After his sister Mitsuko (Hikari Mitsushima) is arrested for possible child abuse, Tanaka (Satoshi Tsumabuki) immerses himself in a year-old cold case, in which a well-to-do family was butchered in their home. But the more he learns about the victims from former colleagues and classmates, the more their perfect life seems to have been a lie.
Retracing the lives of Takou (Keisuke Koide) and his wife Yukie (Wakana Matsumoto) back to university, Ishikawa paints a vile picture of ruthless competition between the different cliques and social hierarchies. While the girls fight over the rich boys, the same young men vie for jobs at the most prestigious firms. For those not already born into wealth and stature, the climb to the top can be cruel, traumatic, even bloody.
Employing the skills of Polish cinematographer Piotr Niemyjski, Gukoroku – Traces of Sin has a very different aesthetic to many Japanese films.
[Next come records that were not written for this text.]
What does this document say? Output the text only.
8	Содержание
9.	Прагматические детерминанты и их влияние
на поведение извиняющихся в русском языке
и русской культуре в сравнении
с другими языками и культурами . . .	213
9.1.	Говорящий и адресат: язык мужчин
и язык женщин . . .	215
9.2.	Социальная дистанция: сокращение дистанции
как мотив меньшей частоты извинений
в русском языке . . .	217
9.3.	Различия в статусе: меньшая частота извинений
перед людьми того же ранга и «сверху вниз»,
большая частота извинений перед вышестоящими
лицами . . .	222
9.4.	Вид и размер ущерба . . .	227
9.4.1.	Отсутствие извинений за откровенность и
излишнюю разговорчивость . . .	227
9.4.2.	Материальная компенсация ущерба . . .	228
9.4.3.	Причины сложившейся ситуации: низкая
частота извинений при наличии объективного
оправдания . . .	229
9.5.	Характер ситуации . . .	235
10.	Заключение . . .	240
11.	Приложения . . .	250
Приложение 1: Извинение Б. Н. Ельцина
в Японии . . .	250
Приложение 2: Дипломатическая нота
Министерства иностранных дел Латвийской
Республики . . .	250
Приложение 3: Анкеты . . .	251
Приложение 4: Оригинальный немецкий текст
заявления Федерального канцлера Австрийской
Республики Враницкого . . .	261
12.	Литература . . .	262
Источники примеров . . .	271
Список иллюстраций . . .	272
Characters are filmed through glass or in shadow, hinting at their secrets and hidden identities, while the washed-out palette reaffirms that everyone’s life is miserable and potentially doomed.
While the final revelation doesn’t quite pack the emotional punch the build-up deserves, the performances are uniformly strong, and Ishikawa certainly distinguishes himself as a talent to watch.